Seanad debates

Wednesday, 27 October 2010

Diabetes Treatment and Management: Motion.

 

7:00 pm

Photo of Pearse DohertyPearse Doherty (Sinn Fein)

I will use the opportunity to add to what has been said in support of the motion. It is welcome that the focus is being placed on the issue of diabetes tonight and it is appropriate and opportune that we are having this debate. I do not have diabetes, but my nephew who is my godson was diagnosed with it a number of days ago. Therefore, I am aware of the difficulty it causes for him as a young adult.

Diabetes is a medical condition the incidence of which is increasing in the population. I commend the Diabetes Federation of Ireland for the work it has done. I also commend the Donegal branch of the federation; its chairperson, Mr. Danny McDaid, whom I know, and all the people involved who are doing outstanding work in raising awareness of diabetes and campaigning and fund-raising to finance the activities the federation undertakes.

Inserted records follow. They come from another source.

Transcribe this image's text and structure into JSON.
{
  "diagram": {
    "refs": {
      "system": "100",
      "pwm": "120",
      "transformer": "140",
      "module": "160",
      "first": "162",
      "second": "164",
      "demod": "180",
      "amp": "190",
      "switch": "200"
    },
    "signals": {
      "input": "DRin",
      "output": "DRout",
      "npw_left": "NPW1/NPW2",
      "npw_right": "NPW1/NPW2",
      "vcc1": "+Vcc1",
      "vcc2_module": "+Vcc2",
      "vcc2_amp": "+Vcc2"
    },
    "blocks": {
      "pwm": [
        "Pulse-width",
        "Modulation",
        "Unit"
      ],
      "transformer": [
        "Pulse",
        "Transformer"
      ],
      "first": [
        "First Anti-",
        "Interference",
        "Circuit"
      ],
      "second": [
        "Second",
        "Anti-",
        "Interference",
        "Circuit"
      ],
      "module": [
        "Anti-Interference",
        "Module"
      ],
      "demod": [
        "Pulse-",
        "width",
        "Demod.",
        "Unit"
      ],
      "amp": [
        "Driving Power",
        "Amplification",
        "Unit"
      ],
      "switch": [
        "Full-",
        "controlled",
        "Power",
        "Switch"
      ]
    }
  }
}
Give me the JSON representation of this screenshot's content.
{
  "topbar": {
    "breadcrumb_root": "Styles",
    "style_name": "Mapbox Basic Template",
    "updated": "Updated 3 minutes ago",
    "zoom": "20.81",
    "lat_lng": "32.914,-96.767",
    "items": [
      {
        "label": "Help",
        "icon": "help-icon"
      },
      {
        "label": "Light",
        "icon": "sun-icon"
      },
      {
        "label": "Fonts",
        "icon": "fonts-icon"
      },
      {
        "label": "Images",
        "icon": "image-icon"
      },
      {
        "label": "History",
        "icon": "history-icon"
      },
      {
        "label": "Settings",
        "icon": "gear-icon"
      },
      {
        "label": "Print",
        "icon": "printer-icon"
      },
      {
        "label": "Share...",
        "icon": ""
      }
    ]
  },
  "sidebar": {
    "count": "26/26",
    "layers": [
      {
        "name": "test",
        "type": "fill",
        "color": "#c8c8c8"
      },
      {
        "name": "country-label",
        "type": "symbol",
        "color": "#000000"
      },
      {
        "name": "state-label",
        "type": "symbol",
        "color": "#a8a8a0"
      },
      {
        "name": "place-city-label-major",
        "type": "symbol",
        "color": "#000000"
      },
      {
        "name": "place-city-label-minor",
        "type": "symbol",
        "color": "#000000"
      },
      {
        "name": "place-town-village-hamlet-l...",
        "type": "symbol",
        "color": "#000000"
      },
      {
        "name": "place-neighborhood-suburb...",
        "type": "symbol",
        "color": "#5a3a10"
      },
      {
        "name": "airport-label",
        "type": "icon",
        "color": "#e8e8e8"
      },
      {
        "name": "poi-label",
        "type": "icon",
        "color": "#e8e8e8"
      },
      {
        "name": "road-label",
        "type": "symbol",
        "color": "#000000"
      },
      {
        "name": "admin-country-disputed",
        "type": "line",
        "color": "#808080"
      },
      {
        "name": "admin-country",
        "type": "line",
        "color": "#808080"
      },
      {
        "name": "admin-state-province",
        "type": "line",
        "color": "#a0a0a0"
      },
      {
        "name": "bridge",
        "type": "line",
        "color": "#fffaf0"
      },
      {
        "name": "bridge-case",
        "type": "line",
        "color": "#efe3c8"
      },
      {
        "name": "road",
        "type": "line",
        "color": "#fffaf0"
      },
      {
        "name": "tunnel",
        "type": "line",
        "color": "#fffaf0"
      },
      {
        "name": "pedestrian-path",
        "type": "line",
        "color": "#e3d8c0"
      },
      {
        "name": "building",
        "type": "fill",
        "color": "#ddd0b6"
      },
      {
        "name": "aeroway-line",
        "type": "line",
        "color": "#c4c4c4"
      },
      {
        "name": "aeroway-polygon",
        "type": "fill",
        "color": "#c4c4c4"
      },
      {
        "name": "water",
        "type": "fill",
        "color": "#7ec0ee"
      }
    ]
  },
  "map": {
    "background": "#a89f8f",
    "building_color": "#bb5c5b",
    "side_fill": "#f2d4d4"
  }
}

The research carried out by the federation was mentioned by other contributors to the debate. It shows that 5% of the population have diabetes and that this figure will increase by 37% in the next ten years. A total of 10% of the health care budget was spent on the treatment of diabetes in 2008, with 60% of the €1.6 billion being spent on dealing with diabetes complications. I was taken aback when I saw that statistic in the research. Worldwide, a limb is lost every 30 seconds due to diabetes. The risk of amputation is 20 to 40 times higher in patients with diabetes. A total of 338 people with diabetes had a lower limb amputated in 2008, at a minimum inpatient cost of €1.1 million. This does not include other expenses such as the cost of antibiotics and wound dressings; ongoing direct outpatient, social welfare and housing alteration costs, as well as the many other costs associated with this procedure. When added together, the final cost to the Exchequer is huge and unnecessary. In addition, there are the costs relating to those patients who require treatment for foot ulcers but who do not require an amputation. The five year mortality rate for patients who have had a limb amputated is significantly higher than that for patients who have had breast or prostate cancer surgery, a fact Senator Norris mentioned.

The Diabetes Federation of Ireland has proposed a model of care which would identify those at risk of amputation as a result of diabetes. A pilot project being funded by the federation in Galway suggests identification of an at-risk foot ulcer does not require intense training or high tech equipment. The screening assessments can be easily performed in 15 to 20 minutes by trained practice nurses during the patient's annual check-up as part of an integrated model of care which would allow easy referral, where necessary. To date, 580 patients have been screened as part of the study, with 15% being categorised as high risk, requiring appropriate follow-up action. One podiatrist assigned to the local diabetics clinic is co-ordinating practice nurse training and managing referral pathways. The authors of the motion might have had this study in mind when they were framing it because this is the type of development envisaged in the final part of the motion which refers to models for ongoing treatment and management of the disease and its complications.

I support the motion and the focus on the issue of diabetes. However, with regard to the pilot scheme, will the models for ongoing treatment and management of the disease and its complications be put in place? We must consider this in the context of the current financial situation. It certainly will not happen if the Minister for Health and Children, Deputy Harney, and her Government colleagues have their way with regard to the €600 million to €1 billion to be taken out of the health budget in December. I commend Fianna Fáil Senators for proposing the motion, but if they are sincere, they must oppose the health cuts which can only result in misery for diabetes sufferers and patients throughout public health services.

I am glad I have had an opportunity to contribute to the debate. There is no proposed amendment to the motion which is only right as there is good work being done on the issue. A great deal of State money is being spent, but more work could be done. In that regard, the Diabetes Federation of Ireland has led the way. Let us consider positive actions that would result in a saving for the Exchequer and, more importantly, will ease the pain, discomfort and difficulties suffered by those who have contracted diabetes. It would be a benefit to the patient, the health service and the State.